Three theoretical properties make this work, and every base-backup implementation is an instance of them:

  1. The dump need not be consistent — it must only be recoverable. A file copied at wall-clock time t₁ and another copied at t₂ > t₁ reflect different commit frontiers; a single 8 KB page may even be read torn, half old and half new, if a writer overlaps the reader. None of this matters as long as the log contains every change from a known redo point (a checkpoint at or before the start of the dump) through the end of the dump, and replay is idempotent.

  2. Redo must be idempotent and physical. Replaying a logged page change over a torn page must produce the correct page regardless of what the torn copy contained. This is exactly the physiological / physical redo that ARIES (Mohan et al. 1992) guarantees, combined with full-page images: the first modification of a page after the redo point logs the entire page, so replay can overwrite a torn copy wholesale rather than trusting it.

  3. The recovery boundary must be self-describing. The restored image must carry, somewhere, the answer to “where does replay start, and how far must it go before the database is consistent?” A crash recovery reads this from the control file; a backup must inject an analogous breadcrumb, because the control file in the copy is itself part of the fuzzy image.

DSC also distinguishes the two consumers of a backup. One is disaster recovery — restore the dump, replay archived WAL, and you are back. The other is point-in-time recovery (PITR) — replay only up to a chosen target time/LSN, abandoning later transactions, which is how you undo an erroneous bulk DELETE. Both consume the identical artifact; only the replay stop condition differs. And a third consumer, peculiar to replication, bootstraps a streaming standby: the standby starts from the base backup and then continues replay indefinitely from the live WAL stream rather than stopping. PostgreSQL’s BASE_BACKUP serves all three because it produces the one artifact they share: a fuzzy physical image plus the metadata to drive idempotent redo over it.

A fourth idea is worth pulling forward from the recovery chapter, because it explains why the start operation forces a checkpoint rather than simply noting the current LSN. Recovery in an ARIES-style system is a three-pass affair — analysis, redo, undo — anchored at a checkpoint. The checkpoint bounds how far back redo must scan: replay can begin at the checkpoint’s redo point and trust that everything before it is already on disk. A base backup wants the smallest possible redo interval and a known origin, so it forces a fresh checkpoint at start and records that checkpoint’s location as the recovery origin. Without the forced checkpoint, the restore would have to begin redo at whatever stale checkpoint the copied control file happened to name — possibly far in the past, possibly referencing WAL the operator no longer has.

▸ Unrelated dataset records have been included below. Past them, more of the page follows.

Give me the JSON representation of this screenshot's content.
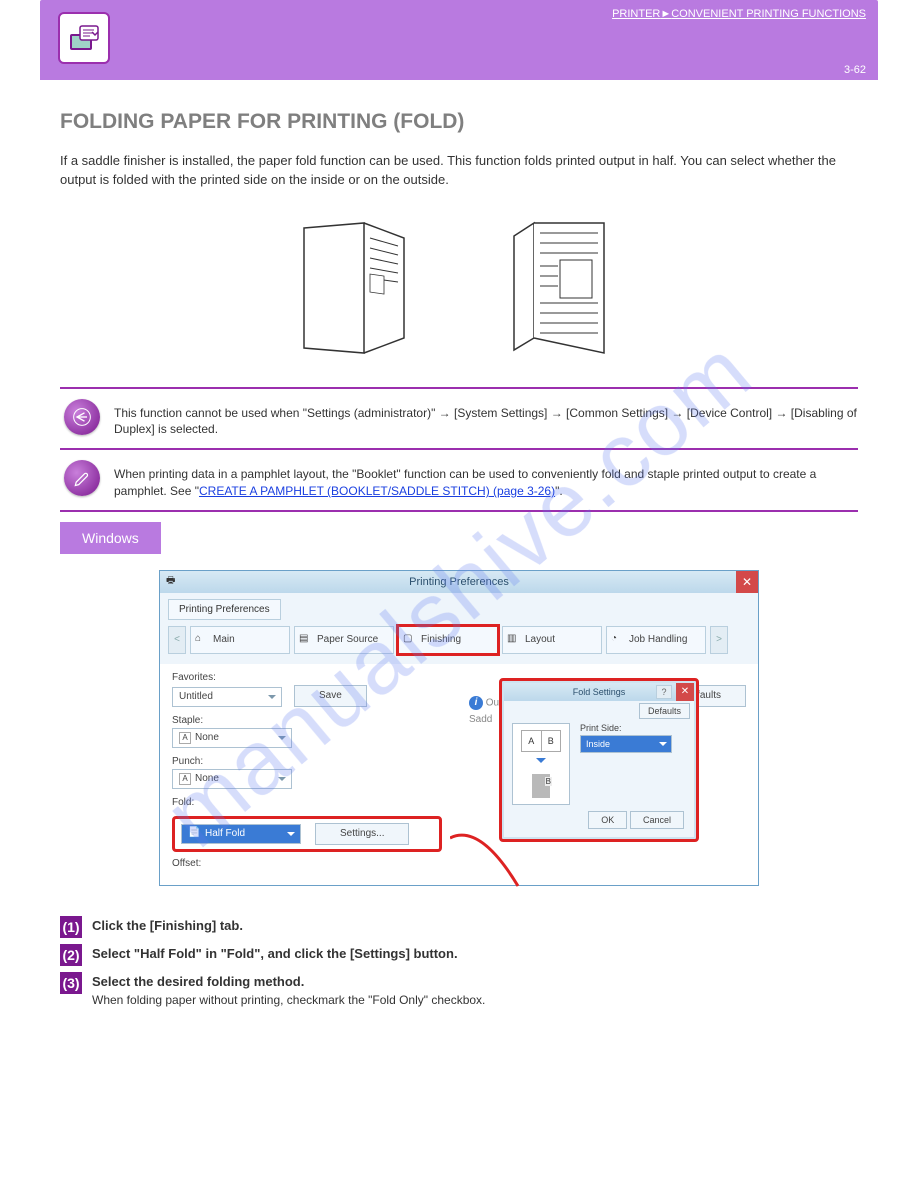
{
  "header": {
    "topic_link": "PRINTER",
    "chapter_link": "CONVENIENT PRINTING FUNCTIONS",
    "page_number": "3-62"
  },
  "watermark": "manualshive.com",
  "section_title": "FOLDING PAPER FOR PRINTING (FOLD)",
  "intro": "If a saddle finisher is installed, the paper fold function can be used. This function folds printed output in half. You can select whether the output is folded with the printed side on the inside or on the outside.",
  "note1": "This function cannot be used when \"Settings (administrator)\" → [System Settings] → [Common Settings] → [Device Control] → [Disabling of Duplex] is selected.",
  "note2_prefix": "When printing data in a pamphlet layout, the \"Booklet\" function can be used to conveniently fold and staple printed output to create a pamphlet. See \"",
  "note2_link": "CREATE A PAMPHLET (BOOKLET/SADDLE STITCH) (page 3-26)",
  "note2_suffix": "\".",
  "os_tab": "Windows",
  "screenshot": {
    "window_title": "Printing Preferences",
    "tab_title": "Printing Preferences",
    "nav_prev": "<",
    "nav_next": ">",
    "tabs": {
      "main": "Main",
      "paper_source": "Paper Source",
      "finishing": "Finishing",
      "layout": "Layout",
      "job_handling": "Job Handling"
    },
    "favorites_label": "Favorites:",
    "favorites_value": "Untitled",
    "save_btn": "Save",
    "defaults_btn": "Defaults",
    "staple_label": "Staple:",
    "staple_value": "None",
    "punch_label": "Punch:",
    "punch_value": "None",
    "fold_label": "Fold:",
    "fold_value": "Half Fold",
    "settings_btn": "Settings...",
    "offset_label": "Offset:",
    "output_label": "Outpu",
    "saddle_label": "Sadd",
    "popup": {
      "title": "Fold Settings",
      "defaults_btn": "Defaults",
      "print_side_label": "Print Side:",
      "print_side_value": "Inside",
      "a": "A",
      "b": "B",
      "ok": "OK",
      "cancel": "Cancel"
    }
  },
  "steps": {
    "s1": {
      "num": "(1)",
      "heading": "Click the [Finishing] tab."
    },
    "s2": {
      "num": "(2)",
      "heading": "Select \"Half Fold\" in \"Fold\", and click the [Settings] button."
    },
    "s3": {
      "num": "(3)",
      "heading": "Select the desired folding method.",
      "sub": "When folding paper without printing, checkmark the \"Fold Only\" checkbox."
    }
  }
}
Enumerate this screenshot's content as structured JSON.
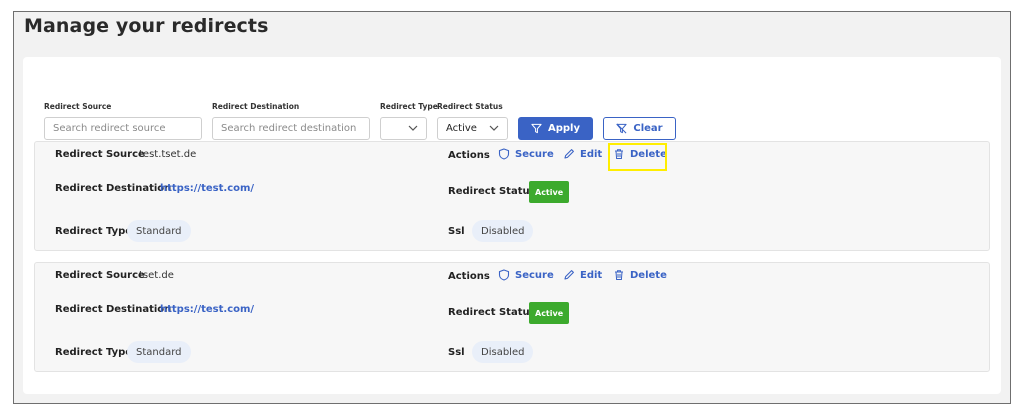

There is also a subtlety the textbook only gestures at but every real implementation must handle: the dump is fuzzy at the granularity of a single page, not just across files. A reader copying an 8 KB page can race a writer flushing that same page, producing a half-old/half-new image. The log-based fix (full-page images) handles this only if the page is logged in full at least once after the redo point — which is exactly why property (2) couples “force a checkpoint” with “force full-page writes”: the checkpoint bounds the interval, and the full-page writes guarantee that any page touched within it can be reconstructed wholesale.

The rest of this document traces how REL_18 realizes properties (1)–(3): the start/stop bracket that pins the redo point and forces full-page writes (property 2), the file walk that produces the fuzzy image (property 1), and backup_label (property 3).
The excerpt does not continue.